I'll never forget you, Little Blue Boy RIP.


----------



## kgs1992 (Jun 11, 2011)

She turned out to be a he?!
It's so sad he couldn't make it. I'm sure you did all you could for him.
I know he was special for you & you'll always remember him! :'(
He's in fish heaven now! 
We shall miss him..


----------



## fightergirl2710 (Jun 9, 2011)

This was another she who turned out to be a he.. The first one looks amazing now that he's healed, I shall put up pictures.. His fins look perfect now!
Yeah, I tried.. He tried a lot too, till the last breath.
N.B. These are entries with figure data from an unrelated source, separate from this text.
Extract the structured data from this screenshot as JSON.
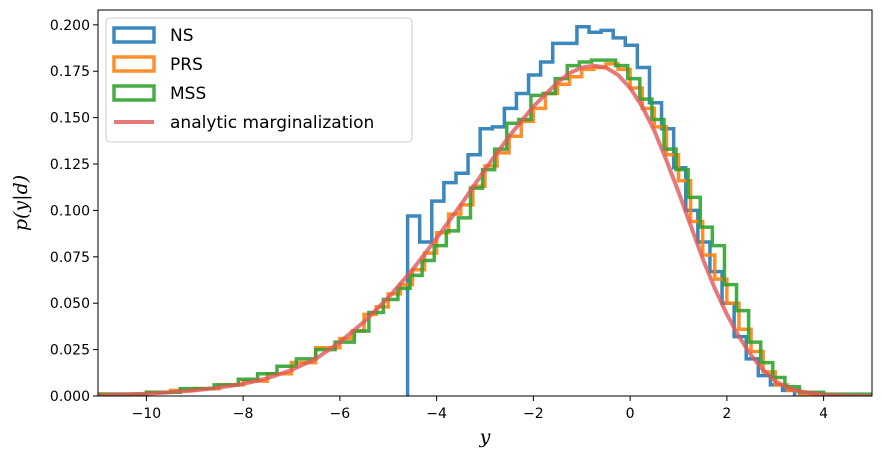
{
  "chart_data": {
    "type": "histogram",
    "xlabel": "y",
    "ylabel": "p(y|d)",
    "xlim": [
      -11,
      5
    ],
    "ylim": [
      0,
      0.208
    ],
    "xticks": [
      -10,
      -8,
      -6,
      -4,
      -2,
      0,
      2,
      4
    ],
    "xtick_labels": [
      "−10",
      "−8",
      "−6",
      "−4",
      "−2",
      "0",
      "2",
      "4"
    ],
    "yticks": [
      0,
      0.025,
      0.05,
      0.075,
      0.1,
      0.125,
      0.15,
      0.175,
      0.2
    ],
    "ytick_labels": [
      "0.000",
      "0.025",
      "0.050",
      "0.075",
      "0.100",
      "0.125",
      "0.150",
      "0.175",
      "0.200"
    ],
    "grid": false,
    "legend_position": "upper-left",
    "series": [
      {
        "name": "NS",
        "kind": "step-histogram",
        "color": "#1f77b4",
        "edges": [
          -4.6,
          -4.35,
          -4.1,
          -3.85,
          -3.6,
          -3.35,
          -3.1,
          -2.85,
          -2.6,
          -2.35,
          -2.1,
          -1.85,
          -1.6,
          -1.35,
          -1.1,
          -0.85,
          -0.6,
          -0.35,
          -0.1,
          0.15,
          0.4,
          0.65,
          0.9,
          1.15,
          1.4,
          1.65,
          1.9,
          2.15,
          2.4,
          2.65,
          2.9,
          3.15,
          3.4
        ],
        "values": [
          0.097,
          0.083,
          0.105,
          0.115,
          0.12,
          0.13,
          0.144,
          0.145,
          0.155,
          0.163,
          0.173,
          0.18,
          0.19,
          0.19,
          0.199,
          0.196,
          0.197,
          0.193,
          0.189,
          0.177,
          0.158,
          0.144,
          0.123,
          0.1,
          0.083,
          0.067,
          0.05,
          0.032,
          0.02,
          0.011,
          0.006,
          0.003
        ]
      },
      {
        "name": "PRS",
        "kind": "step-histogram",
        "color": "#ff7f0e",
        "edges": [
          -11,
          -10,
          -9.5,
          -9,
          -8.5,
          -8,
          -7.5,
          -7,
          -6.5,
          -6,
          -5.75,
          -5.5,
          -5.25,
          -5,
          -4.75,
          -4.5,
          -4.25,
          -4,
          -3.75,
          -3.5,
          -3.25,
          -3,
          -2.75,
          -2.5,
          -2.25,
          -2,
          -1.75,
          -1.5,
          -1.25,
          -1,
          -0.75,
          -0.5,
          -0.25,
          0,
          0.25,
          0.5,
          0.75,
          1,
          1.25,
          1.5,
          1.75,
          2,
          2.25,
          2.5,
          2.75,
          3,
          3.25,
          3.5,
          4,
          5
        ],
        "values": [
          0.001,
          0.002,
          0.003,
          0.004,
          0.006,
          0.008,
          0.012,
          0.018,
          0.026,
          0.031,
          0.035,
          0.044,
          0.048,
          0.055,
          0.06,
          0.068,
          0.077,
          0.088,
          0.098,
          0.103,
          0.113,
          0.124,
          0.131,
          0.14,
          0.148,
          0.155,
          0.163,
          0.168,
          0.172,
          0.176,
          0.177,
          0.179,
          0.176,
          0.166,
          0.155,
          0.145,
          0.13,
          0.116,
          0.094,
          0.076,
          0.063,
          0.05,
          0.036,
          0.024,
          0.013,
          0.006,
          0.003,
          0.001,
          0.0
        ]
      },
      {
        "name": "MSS",
        "kind": "step-histogram",
        "color": "#2ca02c",
        "edges": [
          -11,
          -10,
          -9.3,
          -8.6,
          -8.1,
          -7.7,
          -7.3,
          -6.9,
          -6.5,
          -6.1,
          -5.7,
          -5.4,
          -5.1,
          -4.8,
          -4.55,
          -4.3,
          -4.05,
          -3.8,
          -3.55,
          -3.3,
          -3.05,
          -2.8,
          -2.55,
          -2.3,
          -2.05,
          -1.8,
          -1.55,
          -1.3,
          -1.05,
          -0.8,
          -0.55,
          -0.3,
          -0.05,
          0.2,
          0.45,
          0.7,
          0.95,
          1.2,
          1.45,
          1.7,
          1.95,
          2.2,
          2.45,
          2.7,
          2.95,
          3.2,
          3.5,
          4,
          5
        ],
        "values": [
          0.001,
          0.002,
          0.004,
          0.006,
          0.009,
          0.012,
          0.016,
          0.02,
          0.025,
          0.029,
          0.035,
          0.045,
          0.052,
          0.058,
          0.065,
          0.073,
          0.081,
          0.089,
          0.096,
          0.112,
          0.122,
          0.133,
          0.147,
          0.149,
          0.162,
          0.163,
          0.171,
          0.178,
          0.18,
          0.181,
          0.181,
          0.178,
          0.171,
          0.16,
          0.149,
          0.133,
          0.122,
          0.107,
          0.091,
          0.081,
          0.06,
          0.046,
          0.029,
          0.018,
          0.01,
          0.005,
          0.002,
          0.001
        ]
      },
      {
        "name": "analytic marginalization",
        "kind": "line",
        "color": "#e15759",
        "x": [
          -11,
          -10.5,
          -10,
          -9.5,
          -9,
          -8.5,
          -8,
          -7.5,
          -7,
          -6.5,
          -6,
          -5.5,
          -5,
          -4.5,
          -4,
          -3.5,
          -3,
          -2.5,
          -2,
          -1.5,
          -1.25,
          -1,
          -0.75,
          -0.5,
          -0.25,
          0,
          0.25,
          0.5,
          0.75,
          1,
          1.25,
          1.5,
          1.75,
          2,
          2.25,
          2.5,
          2.75,
          3,
          3.25,
          3.5,
          4,
          4.5,
          5
        ],
        "y": [
          0.0005,
          0.0008,
          0.0012,
          0.002,
          0.003,
          0.0045,
          0.0065,
          0.0095,
          0.014,
          0.02,
          0.029,
          0.04,
          0.053,
          0.068,
          0.085,
          0.103,
          0.122,
          0.14,
          0.156,
          0.169,
          0.174,
          0.177,
          0.178,
          0.177,
          0.173,
          0.166,
          0.156,
          0.143,
          0.127,
          0.11,
          0.092,
          0.074,
          0.058,
          0.044,
          0.032,
          0.022,
          0.014,
          0.008,
          0.0045,
          0.0025,
          0.0007,
          0.0002,
          0.0
        ]
      }
    ]
  }
}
And he was a guy who looked like he was smiling... That made it so much worse to see.His spirit was strong but his body was too far gone.. That guy should be shot for having his bettas kept the way he did! All the other fish were kept perfectly! I know I'm over reacting but I'm just so mad!


----------



## kgs1992 (Jun 11, 2011)

No you're not! I understand how you feel!
A smiling betta?! First time I've heard that! 
You were lucky to have had one like him..


----------



## fightergirl2710 (Jun 9, 2011)

Thanks


----------



## Romad (Jun 28, 2009)

Awwww.. poor little guy. 

It was kind of you to give him some love and care at the end of his life. RIP fishy.


----------



## fightergirl2710 (Jun 9, 2011)

Thank you for your kind words  I'm sure he is in a better place, wherever he is..


----------



## dramaqueen (Jul 7, 2008)

I'm so sorry for your loss.


----------



## Ashleigh (May 28, 2011)

Such a sad story, almost made me cry D: rest in peace Little Blue Boy.


----------



## Loryen (Feb 16, 2011)

Aw, I'm sure he's smiling at you from some place... RIP


----------



## fightergirl2710 (Jun 9, 2011)

Thanks you guys, even though he was around for such a short time, he grew on me very fast... Thank you for your support!


----------



## Johnificent (Feb 21, 2010)

oh no! im so sorry, but you did a great job with him, so you should be proud! he is waving at you from fishy heaven.


----------



## TheBlueBettaFish (Jun 30, 2011)

Rest In Peace


----------